Hirschsprung's Disease

Abstract
Experience with 38 cases of Hirschsprung's disease seen over a 20-year period is described. Only 24 per cent of cases presented with a combination of symptoms and signs such as to suggest the correct diagnosis on clinical grounds. Barium-enema examination carries a high ‘true-positive’ rate, but cases reported as negative must be viewed critically. A radiological diagnosis of idiopathic megacolon should not be accepted without supplementary rectal biopsy and/or anorectal pressure studies. Survival without surgery is compatible with Hirschsprung's disease, but the dangers of enterocolitis must be acknowledged.

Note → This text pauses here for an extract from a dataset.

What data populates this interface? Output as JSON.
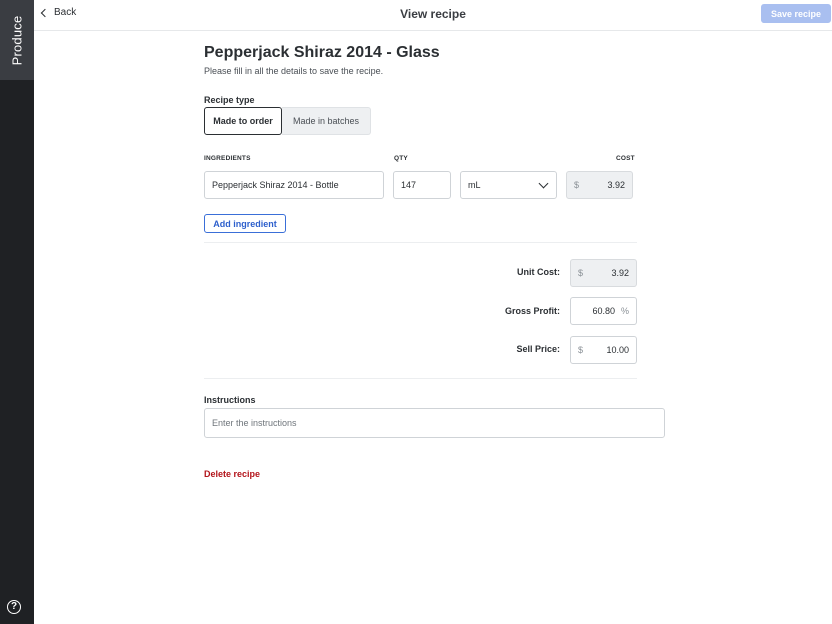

Rectosigmoidectomy, which includes resection to an area of normal innervation proximally and excision of part of the internal sphincter of the rectum distally, produces a satisfactory late functional result at an acceptable mortality-rate. A colostomy prior to rectosigmoidectomy is advisable when there is a history of repeated attacks of subacute obstruction and one or more episodes of enterocolitis. A colostomy after rectosigmoidectomy is advisable in those cases which are submitted to laparotomy for intestinal obstruction in the period following operation, even when no mechanical cause for obstruction is demonstrable. Patients with problems relating to coprostasis following treatment of congenital anorectal disorders should be submitted to rectal biopsy, since a proportion of these patients reveal a deficiency of innervation of the distal large bowek which approximate to that seen in Hirschsprung's disease.